谢明琼呼吸微微急促,她……她没想到迟清恩昨夜已经去查了,还查到那么关键的线索。

“什么粉末?”

迟清恩顿了下,从袖中拿出一折纸包,展开,“这是蚀骨情缠香的残粉,烛光之下粼光闪烁,嗅至甜腻,呈淡粉色颗粒状,只能点燃嗅香入体。”

“此药曾在江湖出现过的西域禁药,许多年不曾出现过。”

谢明琼垂下眼,看见他递过来的薄纸,蜷了蜷手指。

就是这么漂亮的粉末,让她被欲.望掌控,失去理智,只知求.欢。

就是这东西,让她和他纠葛了那么多年。

最终,谢明琼还是伸出手,接过。

她抬起头,凝望着他,“你怎么知道这些的?”

“……巧合之下,看过记载。”

迟清恩知道这蚀骨情缠香,还是因为坐上御龙阁首领之位后,毒娘翻找出江湖上出现过的禁药记载,想求他允许拨出银两,采买原材制作。
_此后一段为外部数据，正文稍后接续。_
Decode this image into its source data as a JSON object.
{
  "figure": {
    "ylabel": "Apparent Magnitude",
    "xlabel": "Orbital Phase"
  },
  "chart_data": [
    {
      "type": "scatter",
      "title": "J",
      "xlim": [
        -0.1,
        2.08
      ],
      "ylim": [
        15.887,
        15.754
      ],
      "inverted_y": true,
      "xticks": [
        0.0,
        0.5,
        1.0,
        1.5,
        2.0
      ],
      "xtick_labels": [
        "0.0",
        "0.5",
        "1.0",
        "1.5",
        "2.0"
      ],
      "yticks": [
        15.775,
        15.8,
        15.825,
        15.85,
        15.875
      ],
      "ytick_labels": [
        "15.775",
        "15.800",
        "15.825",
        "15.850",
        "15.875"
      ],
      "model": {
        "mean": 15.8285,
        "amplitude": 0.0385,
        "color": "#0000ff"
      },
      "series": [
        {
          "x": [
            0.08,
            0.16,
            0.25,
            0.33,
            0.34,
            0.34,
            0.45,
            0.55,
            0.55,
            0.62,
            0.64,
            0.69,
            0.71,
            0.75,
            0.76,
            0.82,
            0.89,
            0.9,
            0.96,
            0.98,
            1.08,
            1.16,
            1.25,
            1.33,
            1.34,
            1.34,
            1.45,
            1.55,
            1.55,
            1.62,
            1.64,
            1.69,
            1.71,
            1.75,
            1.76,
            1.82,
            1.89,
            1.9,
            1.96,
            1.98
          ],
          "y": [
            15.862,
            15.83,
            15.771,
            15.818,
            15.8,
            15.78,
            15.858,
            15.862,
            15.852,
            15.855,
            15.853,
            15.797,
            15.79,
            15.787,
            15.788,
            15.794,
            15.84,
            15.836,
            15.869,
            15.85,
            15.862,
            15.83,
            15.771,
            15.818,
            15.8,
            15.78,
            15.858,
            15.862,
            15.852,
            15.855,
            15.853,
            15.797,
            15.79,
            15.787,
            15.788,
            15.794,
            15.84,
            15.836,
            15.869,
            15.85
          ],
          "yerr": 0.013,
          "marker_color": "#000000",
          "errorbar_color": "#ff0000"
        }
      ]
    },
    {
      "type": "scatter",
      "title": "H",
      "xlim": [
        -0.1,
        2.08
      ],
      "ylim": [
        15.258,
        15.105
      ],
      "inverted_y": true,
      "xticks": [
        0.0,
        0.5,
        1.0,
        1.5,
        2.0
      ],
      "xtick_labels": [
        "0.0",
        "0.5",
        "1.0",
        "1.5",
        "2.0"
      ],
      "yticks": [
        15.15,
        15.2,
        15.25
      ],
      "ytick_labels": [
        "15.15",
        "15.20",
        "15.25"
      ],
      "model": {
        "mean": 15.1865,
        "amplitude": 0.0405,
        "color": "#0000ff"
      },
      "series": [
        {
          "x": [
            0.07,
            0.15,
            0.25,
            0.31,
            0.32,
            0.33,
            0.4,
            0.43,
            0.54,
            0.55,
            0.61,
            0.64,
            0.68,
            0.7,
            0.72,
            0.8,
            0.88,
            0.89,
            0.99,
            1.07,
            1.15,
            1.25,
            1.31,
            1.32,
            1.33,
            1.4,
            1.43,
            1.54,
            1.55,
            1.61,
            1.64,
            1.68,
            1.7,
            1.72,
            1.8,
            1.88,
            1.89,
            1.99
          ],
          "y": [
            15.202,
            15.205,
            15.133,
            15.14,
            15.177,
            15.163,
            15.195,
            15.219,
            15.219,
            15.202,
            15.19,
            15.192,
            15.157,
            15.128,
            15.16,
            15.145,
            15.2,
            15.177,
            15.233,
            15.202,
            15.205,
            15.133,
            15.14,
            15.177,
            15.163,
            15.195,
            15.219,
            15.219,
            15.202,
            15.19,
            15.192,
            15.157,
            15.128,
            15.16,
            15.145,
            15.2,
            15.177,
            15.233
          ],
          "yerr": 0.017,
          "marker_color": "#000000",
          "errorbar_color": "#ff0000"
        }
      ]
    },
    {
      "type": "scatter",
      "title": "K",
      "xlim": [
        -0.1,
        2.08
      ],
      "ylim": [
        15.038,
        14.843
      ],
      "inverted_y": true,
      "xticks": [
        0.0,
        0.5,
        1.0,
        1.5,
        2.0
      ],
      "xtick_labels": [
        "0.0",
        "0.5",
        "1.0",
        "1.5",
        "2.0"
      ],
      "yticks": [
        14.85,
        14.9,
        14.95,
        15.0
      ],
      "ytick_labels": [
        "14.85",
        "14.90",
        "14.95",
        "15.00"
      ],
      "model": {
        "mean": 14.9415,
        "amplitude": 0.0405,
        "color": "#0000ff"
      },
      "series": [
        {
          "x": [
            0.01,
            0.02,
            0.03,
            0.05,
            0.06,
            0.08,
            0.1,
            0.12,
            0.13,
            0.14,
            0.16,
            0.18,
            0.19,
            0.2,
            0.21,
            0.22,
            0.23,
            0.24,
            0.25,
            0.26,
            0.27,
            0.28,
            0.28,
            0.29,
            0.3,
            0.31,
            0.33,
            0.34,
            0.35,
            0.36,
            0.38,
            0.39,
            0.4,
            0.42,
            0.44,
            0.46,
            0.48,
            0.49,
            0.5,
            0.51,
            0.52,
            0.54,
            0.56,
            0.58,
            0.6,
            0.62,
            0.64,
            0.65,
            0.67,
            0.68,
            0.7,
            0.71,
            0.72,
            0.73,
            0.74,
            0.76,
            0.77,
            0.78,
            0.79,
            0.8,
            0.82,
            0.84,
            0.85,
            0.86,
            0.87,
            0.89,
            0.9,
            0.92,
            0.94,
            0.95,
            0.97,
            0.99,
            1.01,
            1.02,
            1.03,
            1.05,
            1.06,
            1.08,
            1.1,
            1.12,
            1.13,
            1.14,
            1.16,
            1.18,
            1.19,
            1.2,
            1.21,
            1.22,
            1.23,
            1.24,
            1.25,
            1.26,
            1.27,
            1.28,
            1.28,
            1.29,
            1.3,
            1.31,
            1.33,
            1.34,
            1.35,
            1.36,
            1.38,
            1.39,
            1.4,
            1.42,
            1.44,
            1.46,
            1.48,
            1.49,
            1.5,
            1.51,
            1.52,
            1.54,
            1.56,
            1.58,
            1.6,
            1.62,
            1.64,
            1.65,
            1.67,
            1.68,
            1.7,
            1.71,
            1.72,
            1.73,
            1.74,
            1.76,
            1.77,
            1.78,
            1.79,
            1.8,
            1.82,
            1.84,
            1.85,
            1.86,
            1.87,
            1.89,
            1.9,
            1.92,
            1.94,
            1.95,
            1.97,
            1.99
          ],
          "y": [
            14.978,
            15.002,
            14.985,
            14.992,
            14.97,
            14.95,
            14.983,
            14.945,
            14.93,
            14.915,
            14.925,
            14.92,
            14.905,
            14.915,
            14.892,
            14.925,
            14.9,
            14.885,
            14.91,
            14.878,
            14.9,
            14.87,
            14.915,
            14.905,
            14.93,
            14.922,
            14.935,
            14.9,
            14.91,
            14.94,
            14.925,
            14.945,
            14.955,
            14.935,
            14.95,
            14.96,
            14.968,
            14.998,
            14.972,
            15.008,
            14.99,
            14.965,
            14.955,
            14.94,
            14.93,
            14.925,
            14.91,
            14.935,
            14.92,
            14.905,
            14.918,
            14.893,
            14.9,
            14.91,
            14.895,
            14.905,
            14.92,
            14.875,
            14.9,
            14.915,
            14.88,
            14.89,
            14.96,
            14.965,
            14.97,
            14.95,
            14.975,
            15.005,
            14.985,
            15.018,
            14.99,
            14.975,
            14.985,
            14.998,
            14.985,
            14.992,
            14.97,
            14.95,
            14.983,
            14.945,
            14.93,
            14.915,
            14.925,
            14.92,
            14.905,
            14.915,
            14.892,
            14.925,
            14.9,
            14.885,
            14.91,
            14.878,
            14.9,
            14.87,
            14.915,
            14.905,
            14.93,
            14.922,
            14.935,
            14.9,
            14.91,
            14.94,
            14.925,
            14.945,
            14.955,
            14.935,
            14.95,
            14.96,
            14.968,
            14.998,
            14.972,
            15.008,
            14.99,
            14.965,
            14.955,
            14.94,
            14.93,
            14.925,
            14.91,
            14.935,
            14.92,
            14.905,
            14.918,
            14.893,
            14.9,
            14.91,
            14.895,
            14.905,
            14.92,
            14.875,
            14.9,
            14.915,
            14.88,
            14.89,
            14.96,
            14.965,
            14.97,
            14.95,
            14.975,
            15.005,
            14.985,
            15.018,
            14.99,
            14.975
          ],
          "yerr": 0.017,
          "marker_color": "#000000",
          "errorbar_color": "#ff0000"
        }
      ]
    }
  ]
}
当时他猜到谢明琼中的大抵就是此药,可时间过去太长,线索已经完全消失,他让夜五调查很久,半点收获也无。

故此,他昨夜直奔那间厢房,果然找到了痕迹。

而谢明琼却是恍惚的凝望着面前挺拔的少年,掌心里的这点粉末被紧攥着,包裹在薄薄宣纸中。

迟清恩看过书籍,他一开始就知道她中了什么药。

她闭上眼,深吸一口气,而他们这段私情足足五年之久。

曾刻意压制隐藏的情绪,此刻好似躲在壳里的蜗牛一般,悄悄试探着露出触角。

迟清恩望见她眉眼间的几分疲惫之色,抿了下唇,“蜡烛被人换过,而你所杀的那人敢在瑞王府肆无忌惮对你下手,势在必得的样子,多半是知道蜡烛有问题。”

“若是饮下过粼光霜,待嗅到蚀骨情缠香后,便会是阿皎昨日那般模样。”

他见她神色异常难看,忍不住抬手握住她的手腕,也放缓了声音,“所以,阿皎昨日入口之物都有什么,谁给的,在何地吃下入口的,可还记得当时有无怪异之处?”

“我也不记得了。”谢明琼轻轻挣开他的手,展开皱巴巴的宣纸,克制着微微发抖的指尖将粉末包好收起。

她声音轻不可闻,“你让我好好想想……”

忽而,谢明琼想起最开始迟清恩那句话——他在问她,若他能帮她找出凶手,她愿不愿意和他好。

只与他好。

她握着掌心里的小小纸包,一切情绪渐渐消退,耳边安静到只有他们二人交错的浅浅呼吸声。

良久,细白纤手攀上少年修长有力的掌。

那双漂亮干净的丹凤眼直直望向他,“我同你好,那你不能欺负我。”

她本就是要利用他,年少的他主动送上门开,为何要推开?

迟清恩忍不住反握住她的手,游刃有余的掌控和强势已经完全褪去,他迟疑着试探着,“那我能不能出现在……”你身边?

外头隐约传来几道女子交谈的说话声,谢明琼立马松开他的手,推了下,“有人来了,你先走罢。”

脚步声逐渐靠近,迟清恩这会儿只想亲耳听到她的答案,眸光暗了下,他上前将她逼困在小榻几和自己臂弯之间。

“我想出现在你身旁。”

“阿皎会答应我吗?”

谢明琼闻言沉默着抿紧唇角,她上一世后几载里一心等他求娶,而这一世,竟是戏剧性的让年少时的他早早开了口。

这个世界真的好生古怪。

此刻,房门已经被敲响,“姑娘,二姑娘和江姑娘几位来看您了。”

谢明琼心头一紧,赶忙推着他,“你快走!”

迟清恩见她避而不答就已经猜到了答案,心中郁气一点一点腾升而起,让他呼吸都觉得难受。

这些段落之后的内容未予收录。